【書籍化】レンジャー・ガール!―女性自衛官・小牧陽は地獄を這い進む―(旧『答えはぜんぶ「レンジャー!」ですっ』)
綾坂キョウ
『答えはぜんぶ「レンジャー!」ですっ』(本編)
第一話 あたし、レンジャーになります!
1-1 落ちなければ始まれません!
全身が震えている。十メートル近い高さにいるあたしの身体を支えているのは、上下に張られた二本のロープをつかむ腕と、バランスをとっている両足。その両手両足も、朝からの激しい運動でぷるぷると頼りない。
なにより怖いのは――数秒後には、この支えすら、自分の意思で手放さなければならないこと。

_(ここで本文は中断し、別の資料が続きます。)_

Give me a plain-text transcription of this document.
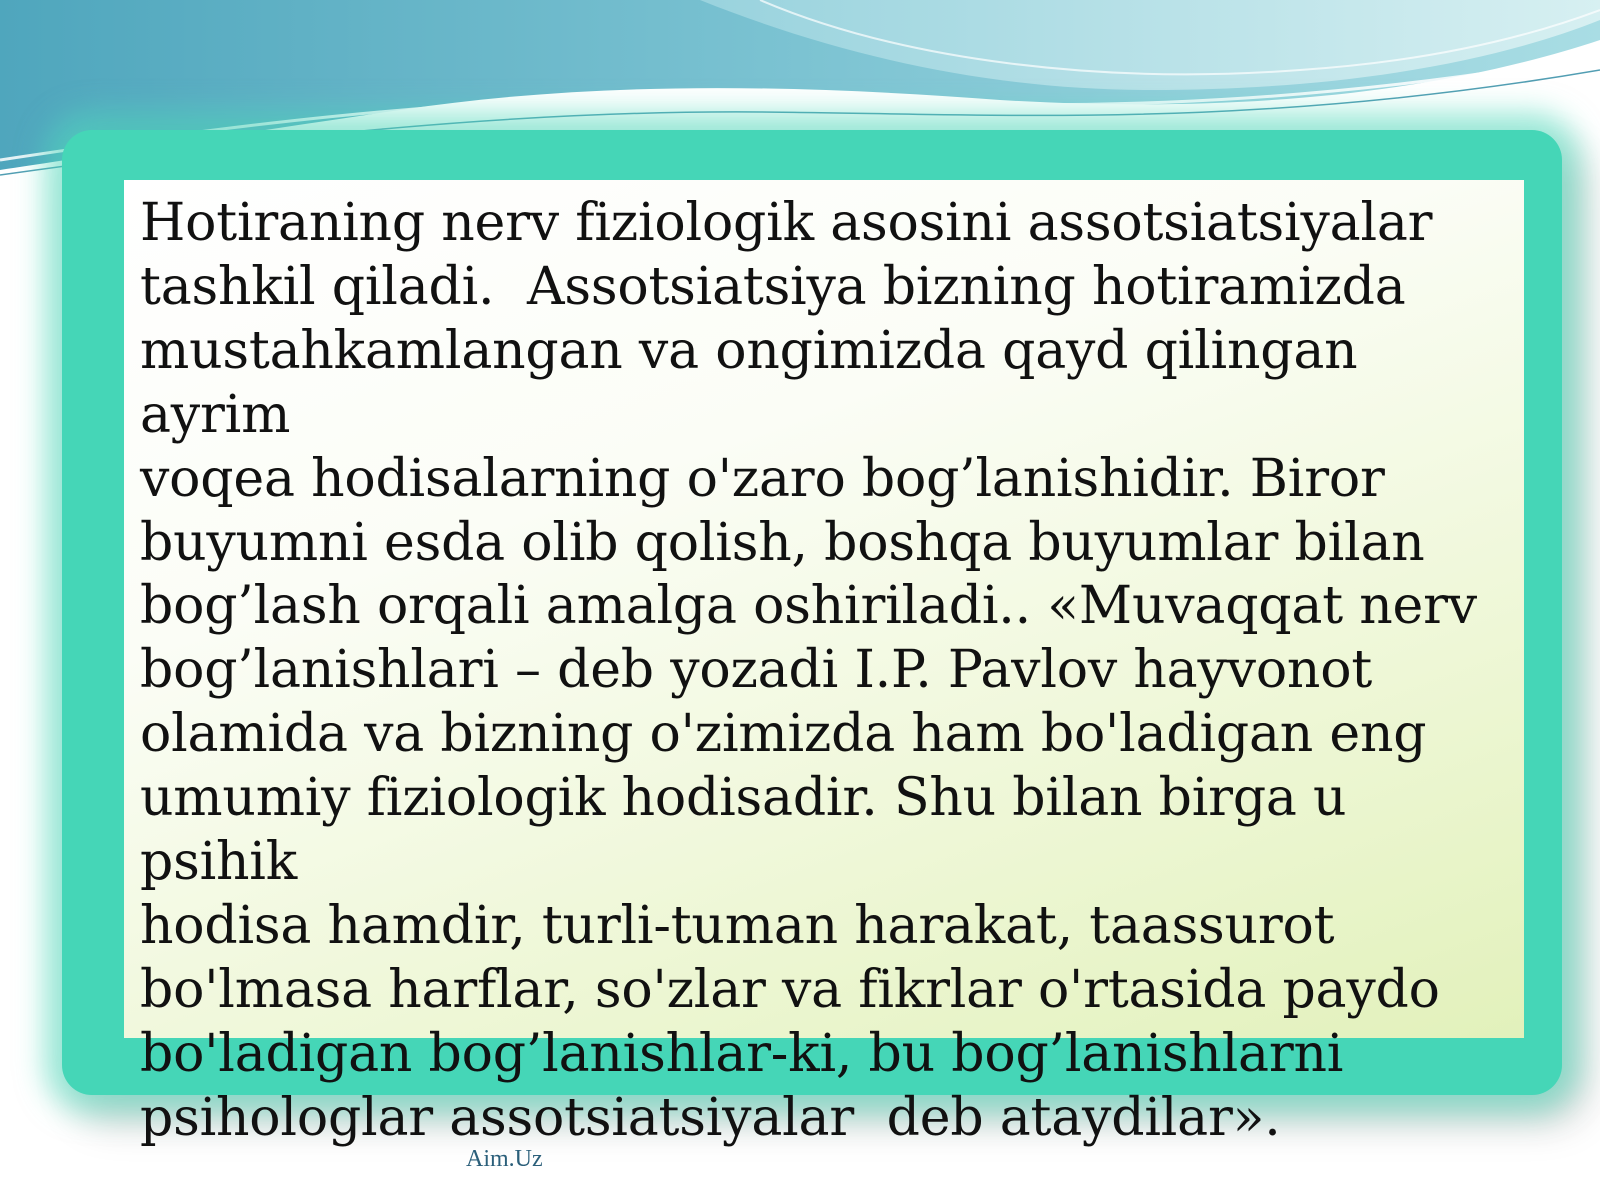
Hotiraning nerv fiziologik asosini assotsiatsiyalar
tashkil qiladi.  Assotsiatsiya bizning hotiramizda
mustahkamlangan va ongimizda qayd qilingan ayrim
voqea hodisalarning o'zaro bog’lanishidir. Biror
buyumni esda olib qolish, boshqa buyumlar bilan
bog’lash orqali amalga oshiriladi.. «Muvaqqat nerv
bog’lanishlari – deb yozadi I.P. Pavlov hayvonot
olamida va bizning o'zimizda ham bo'ladigan eng
umumiy fiziologik hodisadir. Shu bilan birga u psihik
hodisa hamdir, turli-tuman harakat, taassurot
bo'lmasa harflar, so'zlar va fikrlar o'rtasida paydo
bo'ladigan bog’lanishlar-ki, bu bog’lanishlarni
psihologlar assotsiatsiyalar  deb ataydilar».

Aim.Uz
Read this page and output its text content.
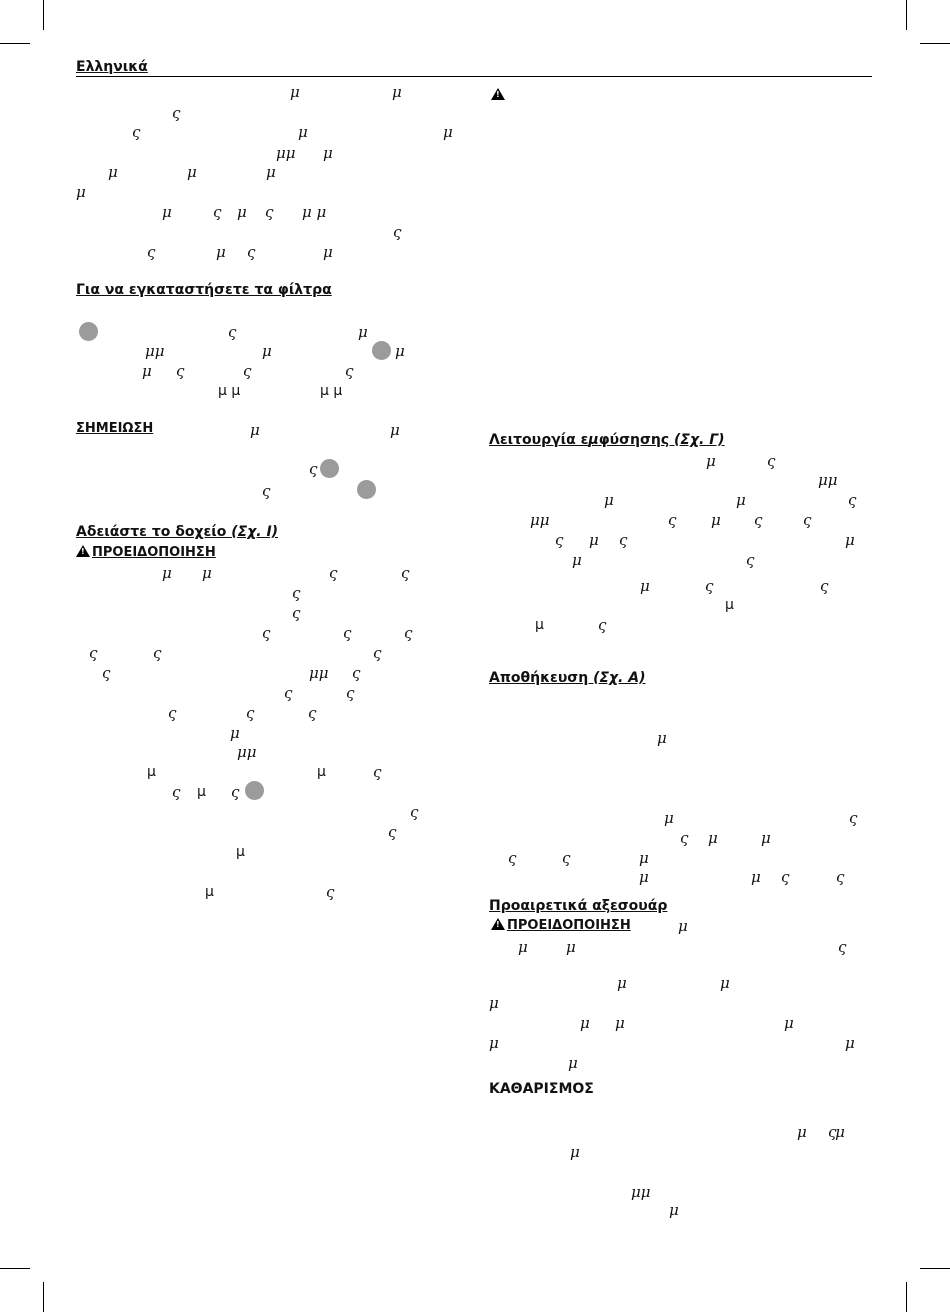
Ελληνικά
μ	μ
ς
ς	μ	μ
μμ μ
μ	μ	μ
μ
μ	ς μ ς μ μ
ς
ς	μ ς	μ
Για να εγκαταστήσετε τα φίλτρα
ς	μ
μμ	μ	μ
μ ς	ς	ς
μ μ	μ μ
ΣΗΜΕΙΩΣΗ	μ	μ
ς
ς
Αδειάστε το δοχείο (Σχ. I)
!ΠΡΟΕΙΔΟΠΟΙΗΣΗ
μ μ	ς	ς
ς
ς
ς	ς	ς
ς	ς	ς
ς	μμ ς
ς	ς
ς	ς	ς
μ
μμ
μ	μ	ς
ς μ ς
ς
ς
μ
μ	ς
!
Λειτουργία εμφύσησης (Σχ. Γ)
μ	ς
μμ
μ	μ	ς
μμ	ς μ ς	ς
ς μ ς	μ
μ	ς
μ	ς	ς
μ
μ	ς
Αποθήκευση (Σχ. Α)
μ
μ	ς
ς μ	μ
ς	ς	μ
μ	μ ς	ς
Προαιρετικά αξεσουάρ
!ΠΡΟΕΙΔΟΠΟΙΗΣΗ	μ
μ	μ	ς
μ	μ
μ
μ μ	μ
μ	μ
μ
ΚΑΘΑΡΙΣΜΟΣ
μ ς μ
μ
μμ
μ
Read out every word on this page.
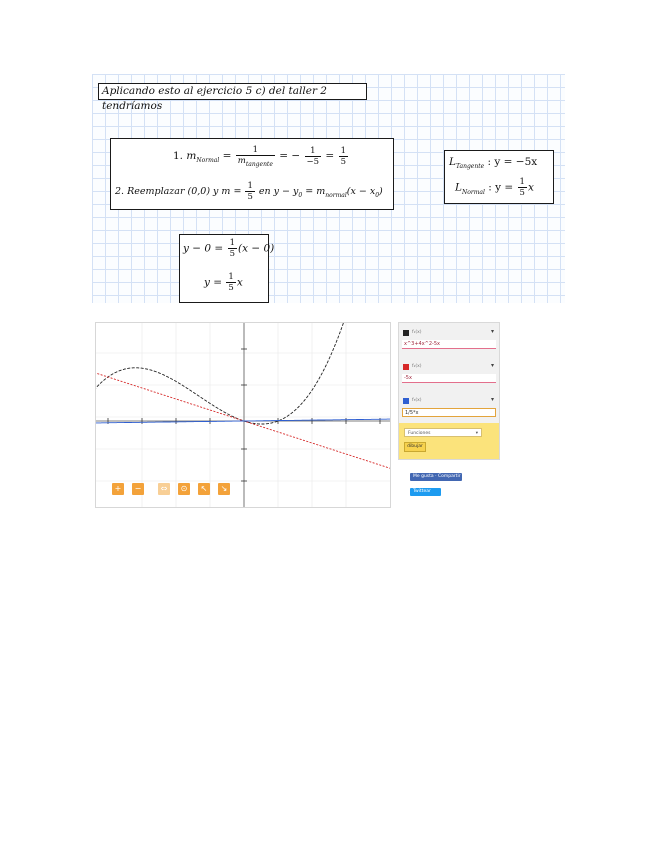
Aplicando esto al ejercicio 5 c) del taller 2 tendríamos
1. $m_{Normal} = \frac{1}{m_{tangente}}$ = − $\frac{1}{-5} = \frac{1}{5}$
2. Reemplazar (0,0) y $m = \frac{1}{5}$ en $y - y_0 = m_{normal}(x - x_0)$
$L_{Tangente}$ : y = −5x
$L_{Normal}$ : $y = \frac{1}{5}$ x
$y - 0 = \frac{1}{5} (x - 0)$
$y = \frac{1}{5}$ x
+	−	⇔	⊙	↖	↘
f₁(x)	▾
x^3+4x^2-5x
f₂(x)	▾
-5x
f₃(x)	▾
1/5*x
Funciones	▾
dibujar
Me gusta · Compartir
Twittear
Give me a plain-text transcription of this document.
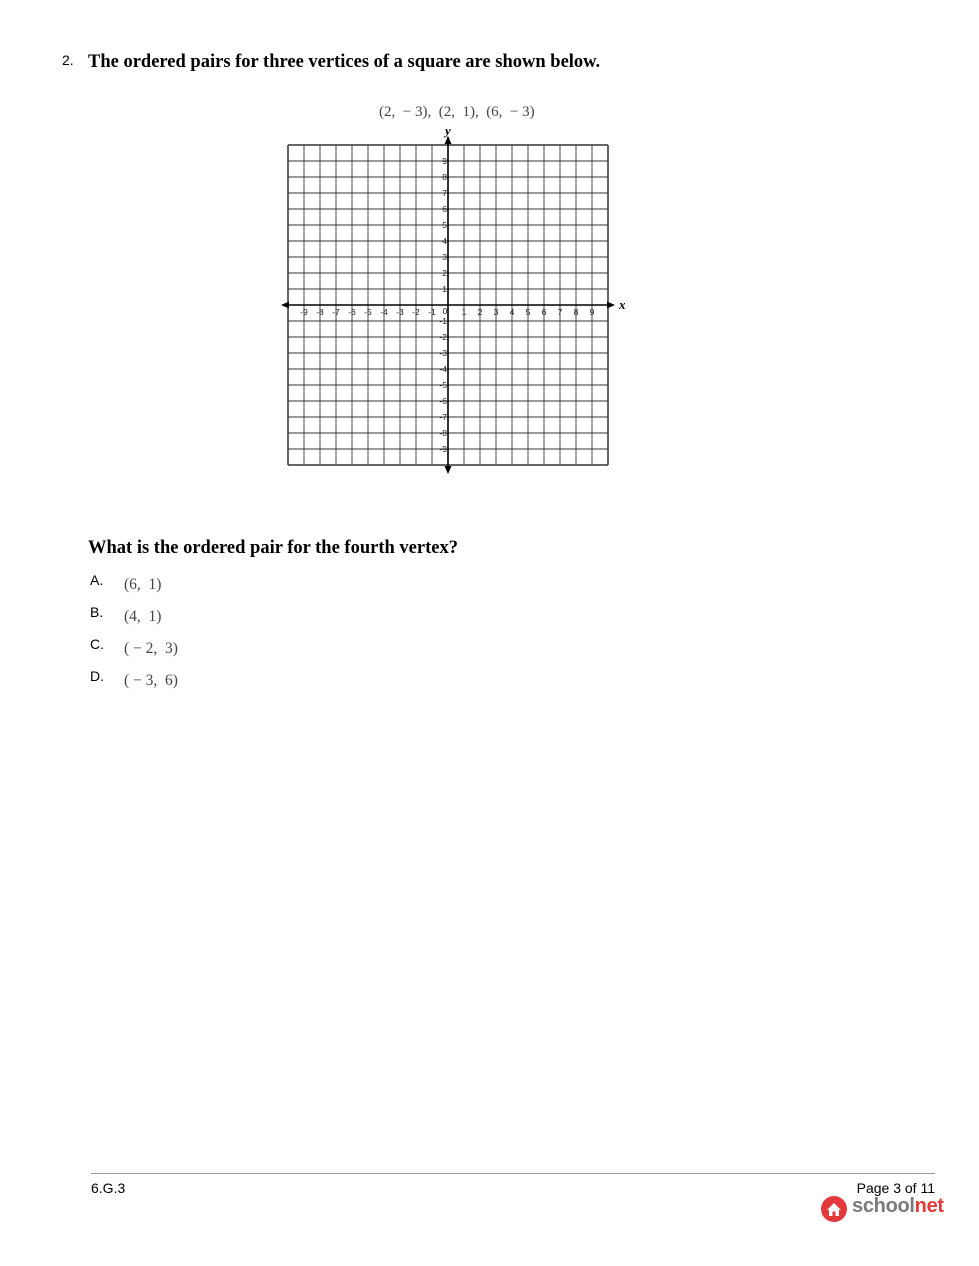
2. The ordered pairs for three vertices of a square are shown below.
(2,  − 3),  (2,  1),  (6,  − 3)
x
y
-9 -8 -7 -6 -5 -4 -3 -2 -1	1 2 3 4 5 6 7 8 9
0
1
2
3
4
5
6
7
8
9
-1
-2
-3
-4
-5
-6
-7
-8
-9
What is the ordered pair for the fourth vertex?
A. (6,  1)
B. (4,  1)
C. ( − 2,  3)
D. ( − 3,  6)
6.G.3	Page 3 of 11
schoolnet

あたしの腰には、ぎちぎちと痛いくらいに巻かれたロープ。両手を放して、もしこの腰のロープまで切れたら、外れたりしたら――あたしはこの高さからまっ逆さまだ。
ちらっと下を見ると、迷彩服に身を包んだ隊員たちがこちらを見上げているのが分かった。そのうちの一つが、やけに涼しい目をしていて。「あんた、飛べないの?」って訊かれてるみたいで。妄想かもしれないけれど、あたしはぎゅっと唇を噛んだ。
そして。
「レンジャー
「フォール!」という声が聞こえた。あるいは、あたしも叫んでいた。背中から頭をぞくりと駆け抜ける、しびれるような悪寒と、優しい浮遊感。目の前は、青い青い空。
ほんの、微かな一瞬だけれども。あたしは、たぶん。重力からすら、自由になった。
あるいは――自分から望んで踏み込んだ「地獄」に向けて、ただただ落ちただけかもしれないけれど。